Saturday Dec 28, 2024
Friday, 17 February 2017 00:00 - - {{hitsCtrl.values.hits}}
It was surprising to observe the unsuccessful attempt by writer Jinitha Devapriya in his article titled “Arjuna Mahendran, the favourite ‘whipping boy’ of our times!” published in Daily FT of 14 February to defend the actions of the former Governor of the Central Bank.
It is clear that it was not an independent attempt but a politically-motivated one. The article was written to the premier business newspaper read by many executives and professionals in this country. It should be noticed that the audience is aware of the professional conduct, acceptable business expenses and financial markets.
Firstly the author is highly critic about findings of the internal audit being leaked. But at the same time it is unprofessional and a wrong act for the writer to define internal audit function stating it “as we understand” and then copy pasting the definition found in website ‘business director’ (http://www.businessdirectionary.com/definition/internal-audit.html) without giving reference. The above writer should demonstrate some ethics at least while he is criticising another’s.
Moving on, it should be noted that the information was leaked out by whistle-blowers in greater public interest. The secrecy pledge by Central Bank employees is for the greater benefit of the institution and protection of the financial system of the country, but not to secretly hide the financial misconduct and fraud of public officers who are appointed to be the trustees of the public wealth of this country. So please do not take the audience of this newspaper to be irrational in their logic.
On the area of Mahendran’s expenses, I would say that the hypothetical example was drawn to favour creating a perception that “he spent so less”. One would actually expect the hotel expenses and entertainment expenses to be much higher for the Governor than found in the example. So the writer is walking around the real issues highlighted by Voice Against Corruption and media such as expenses about paying for two hotel reservations for the same nights and the clothing bills. The problem is not with the correct expenses but with the incorrect ones.
On the bond scam and Perpetual Treasuries, it seems that the above writer is unaware of the simple mechanism used by the parties involved. I do not intend to explain it but if one is blind to daylight robbery and its aftermath on the Government securities markets, the Transparency International reports and Bloomberg reports, there is nothing more one could do to open the writer’s eyes.
The Central Bank’s primary auction and secondary market information could be referred to observe the increase of interest rates just after the said rouge auction. The bid allocation of the auction which was leaked showed that Perpetual Treasuries got a very high majority of the highest yielding bonds. It was widely alleged that the bonds were sold to the Employees’ Provident Fund.

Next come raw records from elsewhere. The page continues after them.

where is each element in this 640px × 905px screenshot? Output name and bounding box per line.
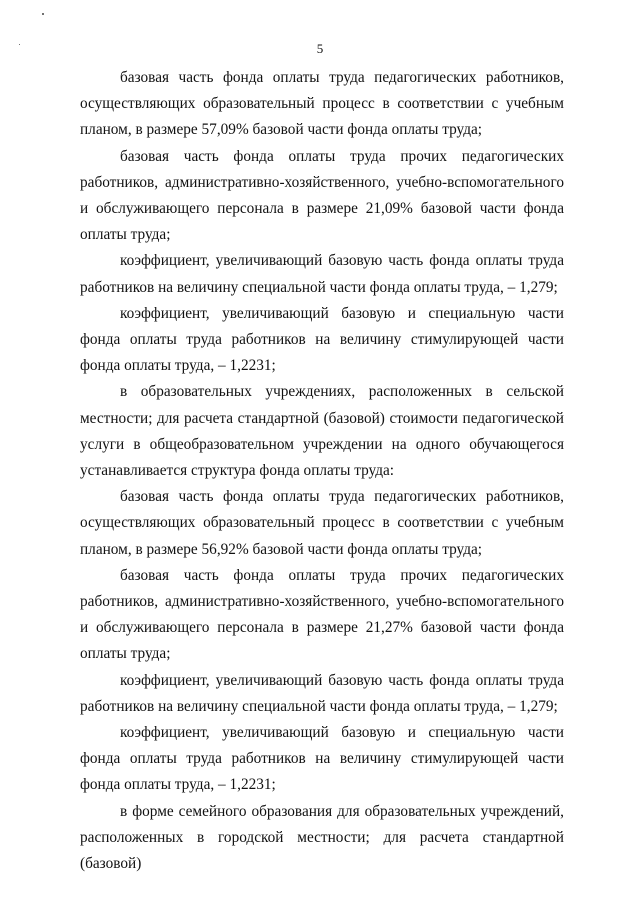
paragraph: базовая часть фонда оплаты труда педагогических работников, осуществляющих образовательный процесс в соответствии с учебным планом, в размере 57,09% базовой части фонда оплаты труда;: [80, 69, 564, 139]
paragraph: коэффициент, увеличивающий базовую часть фонда оплаты труда работников на величину специальной части фонда оплаты труда, – 1,279;: [80, 252, 564, 296]
paragraph: в образовательных учреждениях, расположенных в сельской местности; для расчета стандартной (базовой) стоимости педагогической услуги в общеобразовательном учреждении на одного обучающегося устанавливается структура фонда оплаты труда:: [80, 383, 564, 480]
paragraph: базовая часть фонда оплаты труда прочих педагогических работников, административно-хозяйственного, учебно-вспомогательного и обслуживающего персонала в размере 21,27% базовой части фонда оплаты труда;: [80, 566, 564, 663]
scan-speck: [42, 13, 44, 15]
paragraph: в форме семейного образования для образовательных учреждений, расположенных в городской местности; для расчета стандартной (базовой): [80, 802, 564, 873]
document-body: [80, 65, 564, 877]
paragraph: коэффициент, увеличивающий базовую и специальную части фонда оплаты труда работников на величину стимулирующей части фонда оплаты труда, – 1,2231;: [80, 304, 564, 375]
paragraph: базовая часть фонда оплаты труда прочих педагогических работников, административно-хозяйственного, учебно-вспомогательного и обслуживающего персонала в размере 21,09% базовой части фонда оплаты труда;: [80, 147, 564, 244]
paragraph: коэффициент, увеличивающий базовую и специальную части фонда оплаты труда работников на величину стимулирующей части фонда оплаты труда, – 1,2231;: [80, 724, 564, 794]
page-number: 5: [316, 41, 324, 56]
paragraph: коэффициент, увеличивающий базовую часть фонда оплаты труда работников на величину специальной части фонда оплаты труда, – 1,279;: [80, 671, 564, 715]
paragraph: базовая часть фонда оплаты труда педагогических работников, осуществляющих образовательный процесс в соответствии с учебным планом, в размере 56,92% базовой части фонда оплаты труда;: [80, 488, 564, 558]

Further the company published accounts in newspapers show clear profits of Rs. 5 billion for the year to March 2016 for Perpetual Treasuries when other primary dealers could not even reach Rs. 100-200 million should draw attention of any reasonable person with minimum level of rational and logical thinking.
Finally I would like to highlight that one may try to be smart and resort to petty attempts by finding fault with the fact discovering processes when the real misconduct is in front and finding loopholes in the wordings of the COPE report. Please do not try to cover some people involved with losing billions of rupees of wealth belonging to the people of this country.